The name Fisheating Creek is derived from the Seminole name for the stream recorded on a military map of 1839, Thlothlopopka-Hatchee, which is translated as "the river where fish are eaten". Fisheating Creek is between 40 mi and 51 mi long. It flows southward through an area called the Cypress Swamp in the southwestern part of Highlands County and into Glades County, where it turns eastward about 1 mi north of County Road 731 and flows about 30 mi to Lake Okeechobee. The stream spreads out into Cowbone Marsh for the last 8 mi before entering the lake. Fisheating Creek is the second-largest natural source of water for Lake Okeechobee (behind the Kissimmee River), supplying close to 9% of the water flowing into the lake.

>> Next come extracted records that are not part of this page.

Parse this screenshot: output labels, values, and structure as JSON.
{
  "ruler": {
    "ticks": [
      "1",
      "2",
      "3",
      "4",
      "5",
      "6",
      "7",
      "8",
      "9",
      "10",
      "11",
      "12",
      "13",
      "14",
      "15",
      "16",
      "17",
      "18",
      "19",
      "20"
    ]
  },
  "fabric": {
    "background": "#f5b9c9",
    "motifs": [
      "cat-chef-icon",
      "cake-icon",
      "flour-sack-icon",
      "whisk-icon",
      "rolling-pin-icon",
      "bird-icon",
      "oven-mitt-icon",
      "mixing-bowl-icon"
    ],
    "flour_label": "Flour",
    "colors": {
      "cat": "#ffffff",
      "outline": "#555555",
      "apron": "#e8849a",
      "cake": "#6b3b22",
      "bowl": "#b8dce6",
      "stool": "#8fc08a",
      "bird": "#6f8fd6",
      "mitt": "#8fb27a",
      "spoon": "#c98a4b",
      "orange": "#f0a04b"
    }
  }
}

Fisheating Creek originally arose in a series of perennial marshes in Highlands County west of Lake Placid. Each marsh overflowed into another, slightly lower marsh until Fisheating Creek emerged. In the 20th century ditches and a canal drained the marshes, which were converted into agricultural land. In 2010 the United States Department of Agriculture purchased a conservation easement on 26000 acre in Highlands County south of State Road 70, and plans to restore the land in the easement area to marshes.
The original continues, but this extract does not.